Doing so often makes you lose all motivation for reaching this goal. Announcing your intentions seems to satisfy your feelings of self-worth, making you feel less inclined to put forth the effort needed to reach these goals.

2. Just about every human has a favorite song; this song is attached to some emotional event that happened in their life.

Music has a direct effort on our emotions, which is why we remember when we first heard certain songs.

3. Music has a dramatic effect of how one perceives the world.

Whether one listens to happy songs, or sad songs, the music itself colors our thinking, and the way we see the world around us.

4. It really is true that it is better to give than to receive.

Studies show that people are much happier when they give money or gifts to others. The happiest people are those who want to share their bounty, and their joy of living, with other people.

5. Spending your money on experiences instead of possessions is a sure-fire way to bring happiness to your whole family.

Some people put off vacations, entertainment, and adventures so they can buy personal possessions such as property or a certain car.
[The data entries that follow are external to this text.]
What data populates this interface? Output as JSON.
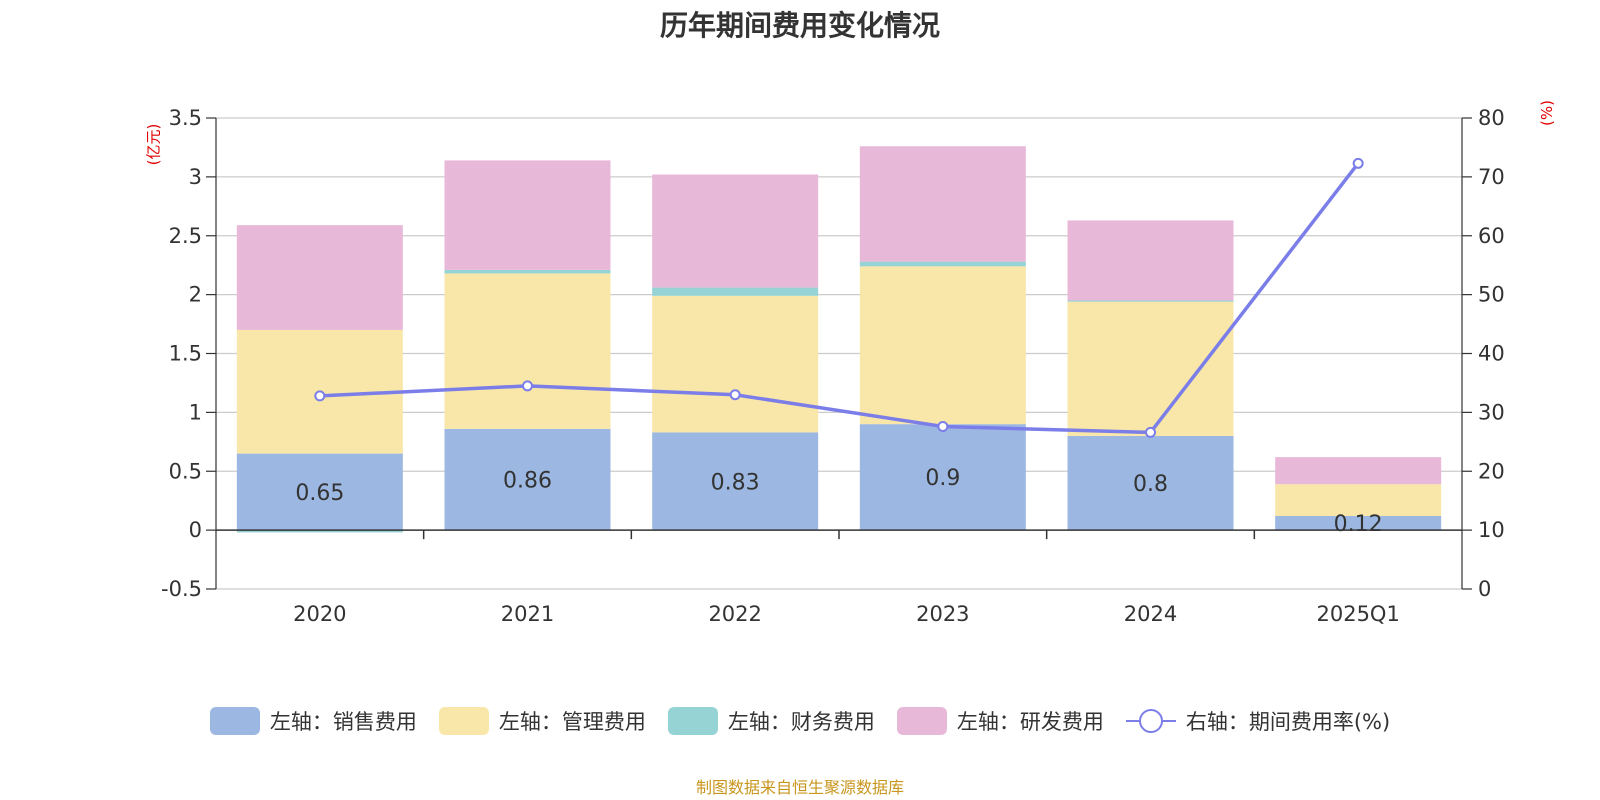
{
  "title": "历年期间费用变化情况",
  "left_unit": "(亿元)",
  "right_unit": "(%)",
  "source": "制图数据来自恒生聚源数据库",
  "colors": {
    "sales": "#9cb8e2",
    "admin": "#f8e7a8",
    "finance": "#95d3d5",
    "rd": "#e8b8d9",
    "rate": "#7b7ee8",
    "grid": "#cccccc",
    "axis": "#333333"
  },
  "legend": [
    {
      "label": "左轴：销售费用",
      "key": "sales"
    },
    {
      "label": "左轴：管理费用",
      "key": "admin"
    },
    {
      "label": "左轴：财务费用",
      "key": "finance"
    },
    {
      "label": "左轴：研发费用",
      "key": "rd"
    },
    {
      "label": "右轴：期间费用率(%)",
      "key": "rate"
    }
  ],
  "chart_data": {
    "type": "bar",
    "stacked": true,
    "categories": [
      "2020",
      "2021",
      "2022",
      "2023",
      "2024",
      "2025Q1"
    ],
    "series": [
      {
        "name": "左轴：销售费用",
        "key": "sales",
        "axis": "left",
        "values": [
          0.65,
          0.86,
          0.83,
          0.9,
          0.8,
          0.12
        ],
        "data_labels": [
          "0.65",
          "0.86",
          "0.83",
          "0.9",
          "0.8",
          "0.12"
        ]
      },
      {
        "name": "左轴：管理费用",
        "key": "admin",
        "axis": "left",
        "values": [
          1.05,
          1.32,
          1.16,
          1.34,
          1.14,
          0.27
        ]
      },
      {
        "name": "左轴：财务费用",
        "key": "finance",
        "axis": "left",
        "values": [
          -0.02,
          0.03,
          0.07,
          0.04,
          0.01,
          0.0
        ]
      },
      {
        "name": "左轴：研发费用",
        "key": "rd",
        "axis": "left",
        "values": [
          0.89,
          0.93,
          0.96,
          0.98,
          0.68,
          0.23
        ]
      },
      {
        "name": "右轴：期间费用率(%)",
        "key": "rate",
        "axis": "right",
        "type": "line",
        "values": [
          32.8,
          34.5,
          33.0,
          27.6,
          26.6,
          72.3
        ]
      }
    ],
    "left_axis": {
      "min": -0.5,
      "max": 3.5,
      "ticks": [
        "-0.5",
        "0",
        "0.5",
        "1",
        "1.5",
        "2",
        "2.5",
        "3",
        "3.5"
      ],
      "tick_values": [
        -0.5,
        0,
        0.5,
        1,
        1.5,
        2,
        2.5,
        3,
        3.5
      ]
    },
    "right_axis": {
      "min": 0,
      "max": 80,
      "ticks": [
        "0",
        "10",
        "20",
        "30",
        "40",
        "50",
        "60",
        "70",
        "80"
      ],
      "tick_values": [
        0,
        10,
        20,
        30,
        40,
        50,
        60,
        70,
        80
      ]
    },
    "grid": true,
    "legend_position": "bottom"
  }
}
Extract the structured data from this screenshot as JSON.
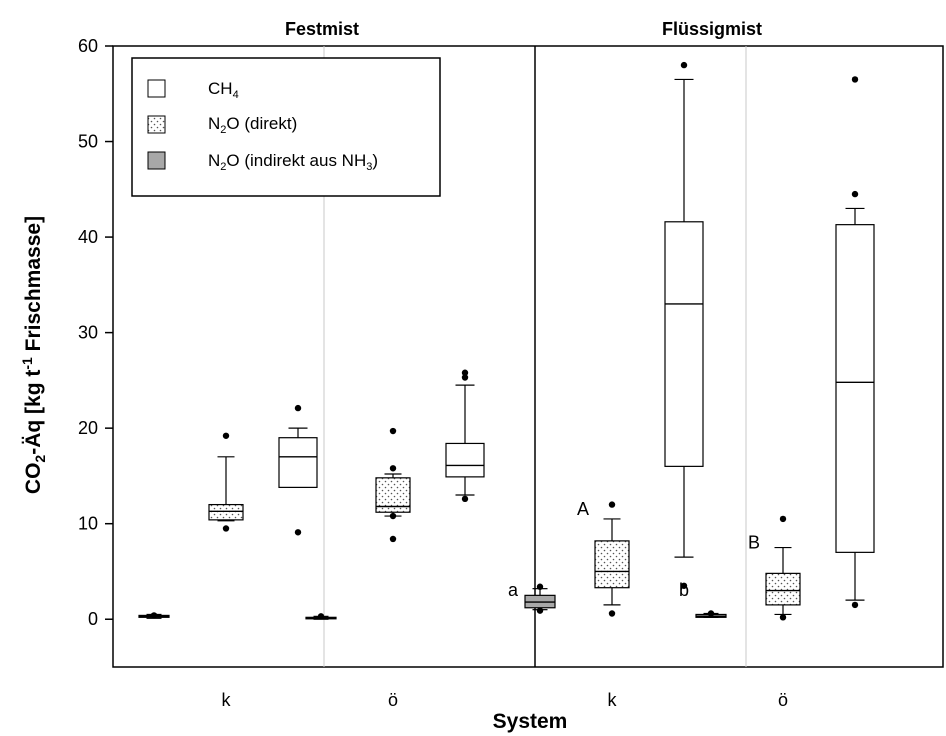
{
  "chart_data": {
    "type": "box",
    "ylabel_main": "CO",
    "ylabel_sub": "2",
    "ylabel_mid": "-Äq [kg t",
    "ylabel_sup": "-1",
    "ylabel_end": " Frischmasse]",
    "xlabel": "System",
    "ylim": [
      -5,
      60
    ],
    "yticks": [
      "0",
      "10",
      "20",
      "30",
      "40",
      "50",
      "60"
    ],
    "panels": [
      {
        "title": "Festmist",
        "groups": [
          "k",
          "ö"
        ]
      },
      {
        "title": "Flüssigmist",
        "groups": [
          "k",
          "ö"
        ]
      }
    ],
    "legend": {
      "placement": "top-left",
      "entries": [
        {
          "pattern": "white",
          "base": "CH",
          "sub": "4",
          "rest": ""
        },
        {
          "pattern": "dotted",
          "base": "N",
          "sub": "2",
          "rest": "O (direkt)"
        },
        {
          "pattern": "gray",
          "base": "N",
          "sub": "2",
          "rest": "O (indirekt aus NH",
          "sub2": "3",
          "end": ")"
        }
      ]
    },
    "boxes": [
      {
        "panel": 0,
        "group": 0,
        "series": "N2O indirekt",
        "pattern": "gray",
        "min": 0.1,
        "q1": 0.2,
        "median": 0.3,
        "q3": 0.4,
        "max": 0.5,
        "outliers": [
          0.4
        ]
      },
      {
        "panel": 0,
        "group": 0,
        "series": "N2O direkt",
        "pattern": "dotted",
        "min": 10.3,
        "q1": 10.4,
        "median": 11.3,
        "q3": 12.0,
        "max": 17.0,
        "outliers": [
          9.5,
          19.2
        ]
      },
      {
        "panel": 0,
        "group": 0,
        "series": "CH4",
        "pattern": "white",
        "min": 13.8,
        "q1": 13.8,
        "median": 17.0,
        "q3": 19.0,
        "max": 20.0,
        "outliers": [
          9.1,
          22.1
        ]
      },
      {
        "panel": 0,
        "group": 1,
        "series": "N2O indirekt",
        "pattern": "gray",
        "min": 0.0,
        "q1": 0.1,
        "median": 0.1,
        "q3": 0.2,
        "max": 0.3,
        "outliers": [
          0.3
        ]
      },
      {
        "panel": 0,
        "group": 1,
        "series": "N2O direkt",
        "pattern": "dotted",
        "min": 10.8,
        "q1": 11.2,
        "median": 11.8,
        "q3": 14.8,
        "max": 15.2,
        "outliers": [
          8.4,
          10.8,
          15.8,
          19.7
        ]
      },
      {
        "panel": 0,
        "group": 1,
        "series": "CH4",
        "pattern": "white",
        "min": 13.0,
        "q1": 14.9,
        "median": 16.1,
        "q3": 18.4,
        "max": 24.5,
        "outliers": [
          12.6,
          25.3,
          25.8
        ]
      },
      {
        "panel": 1,
        "group": 0,
        "series": "N2O indirekt",
        "pattern": "gray",
        "min": 1.0,
        "q1": 1.2,
        "median": 1.8,
        "q3": 2.5,
        "max": 3.2,
        "outliers": [
          0.9,
          3.4
        ]
      },
      {
        "panel": 1,
        "group": 0,
        "series": "N2O direkt",
        "pattern": "dotted",
        "min": 1.5,
        "q1": 3.3,
        "median": 5.0,
        "q3": 8.2,
        "max": 10.5,
        "outliers": [
          0.6,
          12.0
        ]
      },
      {
        "panel": 1,
        "group": 0,
        "series": "CH4",
        "pattern": "white",
        "min": 6.5,
        "q1": 16.0,
        "median": 33.0,
        "q3": 41.6,
        "max": 56.5,
        "outliers": [
          3.5,
          58.0
        ]
      },
      {
        "panel": 1,
        "group": 1,
        "series": "N2O indirekt",
        "pattern": "gray",
        "min": 0.2,
        "q1": 0.2,
        "median": 0.3,
        "q3": 0.5,
        "max": 0.6,
        "outliers": [
          0.6
        ]
      },
      {
        "panel": 1,
        "group": 1,
        "series": "N2O direkt",
        "pattern": "dotted",
        "min": 0.5,
        "q1": 1.5,
        "median": 3.0,
        "q3": 4.8,
        "max": 7.5,
        "outliers": [
          0.2,
          10.5
        ]
      },
      {
        "panel": 1,
        "group": 1,
        "series": "CH4",
        "pattern": "white",
        "min": 2.0,
        "q1": 7.0,
        "median": 24.8,
        "q3": 41.3,
        "max": 43.0,
        "outliers": [
          1.5,
          44.5,
          56.5
        ]
      }
    ],
    "sig_letters": [
      {
        "panel": 1,
        "group": 0,
        "series": 0,
        "text": "a",
        "y": 2.0
      },
      {
        "panel": 1,
        "group": 0,
        "series": 1,
        "text": "A",
        "y": 10.5
      },
      {
        "panel": 1,
        "group": 1,
        "series": 0,
        "text": "b",
        "y": 2.0
      },
      {
        "panel": 1,
        "group": 1,
        "series": 1,
        "text": "B",
        "y": 7.0
      }
    ]
  }
}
Neglecting your happiness is the sure-fire way to ruin your emotional well-being.

6. Almost half of our population suffers from depression, anxiety, substance abuse, or a combination of these problems.

Every decade our population seems to grow more anxious: people are constantly on the move, not settling down and becoming a part of their communities, changing jobs more often than they should, and some are even putting off marriage in favor of living alone. Is it any wonder that the kids of today are so high strung?

7. Pursuing a religion is helpful to those who need help coping with depression or other psychological problems.

Studies show that those who attend services and pray have lower levels of stress hormones.

8. Money can only buy happiness to a certain extent.

Many studies have shown that any income above $75,000 does nothing to increase one’s happiness. This is simply due to the fact that any monies over that amount will just buy more ‘stuff’ (most of which is not needed.) There are two distinct ways to describe happiness: emotional well-being (people who are content with their day to day living conditions); and, a life assessment (people with more money have higher life assessments than those without.)

9. If you seek happiness, find people who are happy, and join in the fun.

Laughter is infectious and is the quickest way to find happiness. Happiness and stress can both be contagious. Which group would you rather surround yourself with?

10. People who are between the ages of 18 and 33 have the highest stress levels in the world.

Stress increases every year during that time period. Stress levels go way down after a person reaches age 33.

11. How many times have you tossed and turned all night, waking up feeling like you need a few more hours of sleep?

A new study shows that if you convince yourself that you had an adequate amount of REM sleep then you will perform up to task. This phenomonem is called ‘placebo sleep’ and it really works.

12. Here’s a weird fact about humans: ignorant people believe that they are much smarter than they really are, while intelligent people often underestimate their own abilities and intelligence.

13. Every time you recall something from your past, you are actually remembering when you last thought of that particular event.

Every time we have a memory of this event we tweak it a little bit (without consciously thinking about doing so.) This means that our memories over a period of time become less and less accurate.

14. Being able to think in a foreign language is a great way to remove a lot of our biases towards those who are ‘different.’